A DRB exige um programa estruturado. Vacinação, transporte, descanso, água, ambiente, nutrição, observação clínica e tratamento precisam funcionar como partes do mesmo sistema. Quando cada etapa é conduzida separadamente, falhas de manejo podem anular o benefício de uma boa vacina ou de um antimicrobiano corretamente escolhido.

Este conteúdo é educativo e não substitui exame clínico, prescrição ou acompanhamento do médico-veterinário responsável pelo rebanho.
Por que a chegada ao confinamento concentra risco
O transporte modifica a rotina do bovino e pode produzir desidratação, fadiga e estresse. A mistura de animais de origens diferentes acrescenta desafios sociais e sanitários. Ao chegar ao confinamento, o lote encontra novo ambiente, novo manejo, nova dieta e, muitas vezes, novas condições de temperatura, poeira e densidade.
A mudança brusca de dieta também merece atenção. O animal precisa se adaptar ao consumo e ao funcionamento do cocho. Se a recepção for inadequada, pode haver queda de consumo, competição, desidratação e maior instabilidade ruminal. Esses fatores não são isolados: um bovino que chega cansado, com sede e pouca ingestão pode responder pior aos desafios respiratórios.
A poeira irrita as vias aéreas e pode aumentar a exposição a partículas e agentes presentes no ambiente. Excesso de lama, por outro lado, prejudica o conforto e dificulta a manutenção de uma área limpa de descanso. Sombra insuficiente e estresse térmico também elevam a exigência fisiológica, especialmente quando o animal ainda não se adaptou ao local.
A mistura de lotes pode mascarar sinais. Alguns bovinos demonstram apatia e cabeça baixa; outros mantêm aparência aparentemente normal mesmo com alterações iniciais. Por isso, a observação precisa ser individual sempre que possível.
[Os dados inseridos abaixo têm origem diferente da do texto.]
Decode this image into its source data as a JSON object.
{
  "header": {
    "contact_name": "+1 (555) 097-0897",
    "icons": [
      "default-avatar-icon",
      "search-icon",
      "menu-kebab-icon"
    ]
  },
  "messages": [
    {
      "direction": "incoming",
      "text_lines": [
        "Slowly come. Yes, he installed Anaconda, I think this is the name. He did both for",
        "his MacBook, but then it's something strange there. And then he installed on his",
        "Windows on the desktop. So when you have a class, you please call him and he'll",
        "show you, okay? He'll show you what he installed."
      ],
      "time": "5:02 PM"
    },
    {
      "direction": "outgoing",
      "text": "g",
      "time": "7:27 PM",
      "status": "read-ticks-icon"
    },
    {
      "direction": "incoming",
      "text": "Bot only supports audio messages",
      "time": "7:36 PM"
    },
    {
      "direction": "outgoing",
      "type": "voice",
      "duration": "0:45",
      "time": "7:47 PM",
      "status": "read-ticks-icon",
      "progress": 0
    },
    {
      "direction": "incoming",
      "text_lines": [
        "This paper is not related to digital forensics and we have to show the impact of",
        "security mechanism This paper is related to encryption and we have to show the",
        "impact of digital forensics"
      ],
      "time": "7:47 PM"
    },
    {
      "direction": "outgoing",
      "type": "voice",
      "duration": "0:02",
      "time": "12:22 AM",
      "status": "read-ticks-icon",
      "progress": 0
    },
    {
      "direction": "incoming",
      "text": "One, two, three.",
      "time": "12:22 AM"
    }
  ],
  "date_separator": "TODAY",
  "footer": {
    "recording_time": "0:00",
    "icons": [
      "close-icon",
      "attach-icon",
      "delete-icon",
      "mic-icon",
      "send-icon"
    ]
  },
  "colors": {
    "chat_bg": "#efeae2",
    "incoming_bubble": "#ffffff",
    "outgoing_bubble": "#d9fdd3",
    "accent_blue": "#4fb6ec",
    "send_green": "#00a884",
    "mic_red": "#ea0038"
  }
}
O manejo de recepção não deve depender apenas de olhar o lote à distância.
Triagem antes do embarque
A triagem pré-embarque é uma das decisões mais importantes do protocolo. Cada animal deve ser avaliado quanto à temperatura retal, hidratação, presença de secreção nasal ou ocular, tosse espontânea, frequência respiratória, ruídos pulmonares e histórico vacinal. O objetivo é evitar que animais já comprometidos sejam transportados sem avaliação.
Animais febris, deprimidos, desidratados, com descarga nasal purulenta ou dificuldade respiratória não devem ser embarcados sem orientação veterinária. Transportar um animal doente pode agravar seu quadro, aumentar o risco para o lote e dificultar a interpretação dos sinais na chegada.
O histórico vacinal precisa ser conferido antes do deslocamento. Os principais antígenos utilizados em programas contra DRB incluem vírus sincicial respiratório bovino, herpesvírus bovino tipo 1, vírus da diarreia viral bovina e parainfluenza-3, além de componentes bacterianos quando indicados pelo histórico da fazenda. A escolha entre vacinas vivas modificadas e inativadas depende de idade, status imunológico, manejo anterior e orientação do veterinário.
A vacina não deve ser vista como uma autorização para negligenciar transporte ou ambiente. O programa precisa respeitar bula, armazenamento, validade, via de aplicação e intervalo recomendado. Também é necessário considerar o tempo de adaptação e o estado do animal. Vacinar um lote sob intenso estresse, sem corrigir problemas de hidratação e transporte, não resolve todos os riscos.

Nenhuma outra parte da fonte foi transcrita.